Your Org Structure Is the Bottleneck, Not Your Tools
The machine gun in formation problem.
Someone told me recently that a principal engineer at Google admitted Claude Code replicated a year of her team’s work in one hour. I’ve been thinking about that ever since.
Not the “one hour” part. That tracks with what I experience every day. The “one year” part.
What was the team doing for a year? They weren’t coding for a year. The coding was probably a few weeks of actual implementation. The rest was committee debate. Architecture review boards. Cross-team alignment. Sprint planning. Stakeholder meetings. The organizational overhead that feels essential until you see what happens without it.
The pattern I keep seeing
I talk to a lot of engineering leaders who bought AI tools for their teams. The story is always the same.
They roll out Cursor or Copilot. Engineers start using it. Output goes up a little. PR volume increases. Then something weird happens: review queues back up. PRs sit longer. The overall pipeline doesn’t speed up the way anyone expected. Someone runs the numbers and it’s a 10-15% improvement. Disappointing. They start questioning whether AI is really as transformative as advertised.
What happened is obvious from the outside but invisible from within: they accelerated the smallest part of the pipeline. Coding is maybe 25-35% of the software delivery cycle. They made that part faster and left everything else untouched. The reviews, the approvals, the sprint ceremonies, the deployment processes, the manager check-ins. All still running at human speed.
When AI increases PR volume by almost 100% but your review process stays the same, review times go up, not down. You created more output and then choked on it. The tool exposed the bottleneck instead of removing it.
The machine gun in formation
I keep coming back to this image because it’s the most precise description of what enterprises are doing with AI tools.
Having a machine gun but still fighting in formation because “that’s how wars are fought.” The weapon changed. The tactics didn’t. The people with the weapon get slightly more effective. But the potential of the weapon is wasted on tactics designed for a different era.
Here’s the failed adoption pattern:
Company buys AI tools. Keeps the same team structure. Same management layers. Same sprint cadence. Same PR review requirements. Engineer builds something in two hours that used to take two days. Then waits three days for review. Then waits for the next sprint to deploy. Then waits for the stakeholder meeting to get feedback.
The two-hour build turns into a two-week delivery. The AI accelerated one step. The org slowed down the other nine.
Leadership looks at the numbers, sees 15% improvement, and concludes AI was overhyped.
What restructuring actually looks like
The companies getting transformational results didn’t just buy tools. They changed how the organization operates.
Shopify’s CEO made it a fundamental expectation. Not optional, not experimental. Teams must demonstrate AI cannot do a task before requesting headcount. AI proficiency became part of performance reviews. He described watching his people tackle “implausible tasks, ones we wouldn’t even have chosen to tackle before” and getting 100x the work done.
Klarna cut their headcount nearly in half. Revenue per employee went from $300K to over a million. They cancelled their Salesforce and Workday contracts and rebuilt internally. The CEO of Salesforce publicly asked how they were doing it.
These aren’t stories about better tools. They’re stories about different organizational structures enabled by better tools. Fewer layers. Fewer approvals. Fewer people doing coordination work that AI made unnecessary. The tool didn’t transform the org. The org transformed itself and the tool made it viable.

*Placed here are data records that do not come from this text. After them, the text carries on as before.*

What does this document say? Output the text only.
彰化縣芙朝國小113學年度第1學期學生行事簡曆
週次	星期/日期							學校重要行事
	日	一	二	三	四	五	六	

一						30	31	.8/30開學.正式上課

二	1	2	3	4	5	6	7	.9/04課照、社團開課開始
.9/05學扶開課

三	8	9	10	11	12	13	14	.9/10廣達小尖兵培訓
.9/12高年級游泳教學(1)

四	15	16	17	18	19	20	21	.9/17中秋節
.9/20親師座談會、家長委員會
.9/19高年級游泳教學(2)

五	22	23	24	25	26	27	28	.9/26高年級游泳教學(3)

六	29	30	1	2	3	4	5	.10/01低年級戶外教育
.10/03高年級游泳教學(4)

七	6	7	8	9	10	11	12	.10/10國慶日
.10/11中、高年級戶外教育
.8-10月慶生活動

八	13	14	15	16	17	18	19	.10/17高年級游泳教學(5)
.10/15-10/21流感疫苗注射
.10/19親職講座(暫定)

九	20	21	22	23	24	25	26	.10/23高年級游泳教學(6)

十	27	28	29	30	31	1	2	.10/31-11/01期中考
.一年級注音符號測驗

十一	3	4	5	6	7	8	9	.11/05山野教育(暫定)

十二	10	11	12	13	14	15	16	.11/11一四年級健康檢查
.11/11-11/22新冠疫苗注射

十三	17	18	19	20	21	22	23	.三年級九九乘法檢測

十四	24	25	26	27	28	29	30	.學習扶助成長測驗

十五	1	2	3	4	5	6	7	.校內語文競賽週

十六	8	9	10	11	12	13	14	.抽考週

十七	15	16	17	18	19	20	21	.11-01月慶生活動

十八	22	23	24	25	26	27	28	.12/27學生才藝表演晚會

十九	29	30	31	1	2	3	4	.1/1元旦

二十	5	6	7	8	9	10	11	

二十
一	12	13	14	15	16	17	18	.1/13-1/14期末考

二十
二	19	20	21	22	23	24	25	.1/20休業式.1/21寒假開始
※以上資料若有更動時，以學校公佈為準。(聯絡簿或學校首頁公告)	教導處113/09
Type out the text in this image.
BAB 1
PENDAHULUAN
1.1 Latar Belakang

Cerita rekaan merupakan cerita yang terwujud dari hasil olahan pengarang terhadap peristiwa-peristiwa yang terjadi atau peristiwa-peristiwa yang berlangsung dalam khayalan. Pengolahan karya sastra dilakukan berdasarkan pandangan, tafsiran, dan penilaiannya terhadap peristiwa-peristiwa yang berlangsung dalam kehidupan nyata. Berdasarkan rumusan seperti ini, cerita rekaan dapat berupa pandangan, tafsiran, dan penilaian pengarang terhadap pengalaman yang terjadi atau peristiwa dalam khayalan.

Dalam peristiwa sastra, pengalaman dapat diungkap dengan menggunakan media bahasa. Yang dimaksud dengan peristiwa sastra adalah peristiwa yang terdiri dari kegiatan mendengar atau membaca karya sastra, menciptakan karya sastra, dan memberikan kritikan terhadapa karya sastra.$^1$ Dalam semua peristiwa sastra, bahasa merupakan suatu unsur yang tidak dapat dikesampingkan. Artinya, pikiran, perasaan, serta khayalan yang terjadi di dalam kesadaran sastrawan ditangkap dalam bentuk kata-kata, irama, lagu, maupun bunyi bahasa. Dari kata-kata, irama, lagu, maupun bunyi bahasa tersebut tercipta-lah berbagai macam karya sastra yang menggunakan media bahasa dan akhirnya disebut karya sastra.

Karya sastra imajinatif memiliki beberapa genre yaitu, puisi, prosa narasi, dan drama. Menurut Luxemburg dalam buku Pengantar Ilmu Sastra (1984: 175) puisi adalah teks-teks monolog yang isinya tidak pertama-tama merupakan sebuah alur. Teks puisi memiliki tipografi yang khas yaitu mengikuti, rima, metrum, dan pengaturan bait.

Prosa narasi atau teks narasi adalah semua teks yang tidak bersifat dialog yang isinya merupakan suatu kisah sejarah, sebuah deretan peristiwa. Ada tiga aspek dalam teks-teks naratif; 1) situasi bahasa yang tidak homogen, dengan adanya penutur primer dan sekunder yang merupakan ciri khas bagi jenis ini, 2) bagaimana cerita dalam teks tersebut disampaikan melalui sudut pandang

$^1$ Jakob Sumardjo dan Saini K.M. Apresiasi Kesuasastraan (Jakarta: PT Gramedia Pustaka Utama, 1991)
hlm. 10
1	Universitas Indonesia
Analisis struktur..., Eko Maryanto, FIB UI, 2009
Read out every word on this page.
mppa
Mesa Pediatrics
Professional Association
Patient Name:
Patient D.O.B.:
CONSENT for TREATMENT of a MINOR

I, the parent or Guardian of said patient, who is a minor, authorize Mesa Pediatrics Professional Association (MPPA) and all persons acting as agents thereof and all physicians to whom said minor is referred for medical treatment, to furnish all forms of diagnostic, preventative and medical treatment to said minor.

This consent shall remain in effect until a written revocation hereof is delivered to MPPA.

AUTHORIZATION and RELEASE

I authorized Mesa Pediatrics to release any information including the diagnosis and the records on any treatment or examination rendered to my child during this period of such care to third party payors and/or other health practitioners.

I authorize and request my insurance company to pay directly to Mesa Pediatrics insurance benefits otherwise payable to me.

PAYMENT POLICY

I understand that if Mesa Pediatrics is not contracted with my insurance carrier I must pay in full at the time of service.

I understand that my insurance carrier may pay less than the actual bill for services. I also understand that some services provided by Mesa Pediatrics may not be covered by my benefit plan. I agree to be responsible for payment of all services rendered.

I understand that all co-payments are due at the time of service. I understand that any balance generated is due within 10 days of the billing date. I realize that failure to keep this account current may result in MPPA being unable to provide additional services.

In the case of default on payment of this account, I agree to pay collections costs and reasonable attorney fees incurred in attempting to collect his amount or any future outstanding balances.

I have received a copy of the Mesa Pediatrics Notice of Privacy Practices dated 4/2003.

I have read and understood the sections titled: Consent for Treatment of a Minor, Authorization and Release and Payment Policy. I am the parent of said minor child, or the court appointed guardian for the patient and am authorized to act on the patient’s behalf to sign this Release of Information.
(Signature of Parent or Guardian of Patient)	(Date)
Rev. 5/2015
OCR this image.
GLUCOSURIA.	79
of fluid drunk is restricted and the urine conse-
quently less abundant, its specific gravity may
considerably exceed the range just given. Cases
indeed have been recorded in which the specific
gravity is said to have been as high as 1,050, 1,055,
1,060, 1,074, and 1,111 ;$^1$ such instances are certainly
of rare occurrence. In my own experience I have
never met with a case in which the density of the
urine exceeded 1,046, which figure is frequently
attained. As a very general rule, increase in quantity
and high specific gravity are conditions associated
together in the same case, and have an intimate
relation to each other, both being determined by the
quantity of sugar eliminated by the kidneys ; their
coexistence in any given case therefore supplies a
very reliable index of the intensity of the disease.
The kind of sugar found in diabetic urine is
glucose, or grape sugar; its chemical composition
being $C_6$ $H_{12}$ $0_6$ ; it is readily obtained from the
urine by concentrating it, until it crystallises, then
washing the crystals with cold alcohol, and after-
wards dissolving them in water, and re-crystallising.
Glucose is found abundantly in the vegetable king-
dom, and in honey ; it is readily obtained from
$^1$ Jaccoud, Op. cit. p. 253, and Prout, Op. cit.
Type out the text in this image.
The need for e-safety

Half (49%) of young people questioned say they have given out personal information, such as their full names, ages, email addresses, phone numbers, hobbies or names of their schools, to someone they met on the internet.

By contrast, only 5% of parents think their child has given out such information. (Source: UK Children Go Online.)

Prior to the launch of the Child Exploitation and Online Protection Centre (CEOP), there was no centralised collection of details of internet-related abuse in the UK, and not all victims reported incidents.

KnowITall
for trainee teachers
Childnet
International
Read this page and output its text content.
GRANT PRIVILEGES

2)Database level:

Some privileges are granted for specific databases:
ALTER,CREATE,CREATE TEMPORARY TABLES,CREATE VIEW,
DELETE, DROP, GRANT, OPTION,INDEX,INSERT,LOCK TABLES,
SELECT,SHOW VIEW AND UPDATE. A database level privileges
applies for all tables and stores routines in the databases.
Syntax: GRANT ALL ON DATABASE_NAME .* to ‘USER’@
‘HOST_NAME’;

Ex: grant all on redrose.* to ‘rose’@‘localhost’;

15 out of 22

Why most companies can’t do this
The decision-makers who would need to approve the restructuring are the same people eliminated by it. Middle managers won’t recommend cutting middle management. Directors won’t propose flattening the org. VPs won’t suggest their layer is unnecessary.
Everyone will find reasons their layer is essential. And they’ll have data to back it up, because the data comes from the old system where their layer WAS essential. The proof that they’re no longer needed only appears after they’re gone, and they won’t volunteer for that experiment.
This is the innovator’s dilemma at its most personal. The change that would save the company requires the people running the company to vote themselves out.
What it looks like on the other side
We run our entire company on AI. Two people. Every system, every workflow, every process built in the past three months with AI-first methodology. A decision gets made and executed in the same hour because there’s nobody to ask permission from.
That’s not a flex about team size. It’s a structural observation. The work that needed 100 people now needs a fraction of that. The other 80 aren’t adding capacity. They’re adding coordination overhead. Meetings, alignment, consensus-building, process. A 100-person company isn’t just less efficient at AI adoption. It’s actively paying people to slow things down.
The companies that figure out how to restructure will operate at a fundamentally different cost and speed. The ones that buy tools and keep the old org chart will keep producing reports about how AI underdelivered.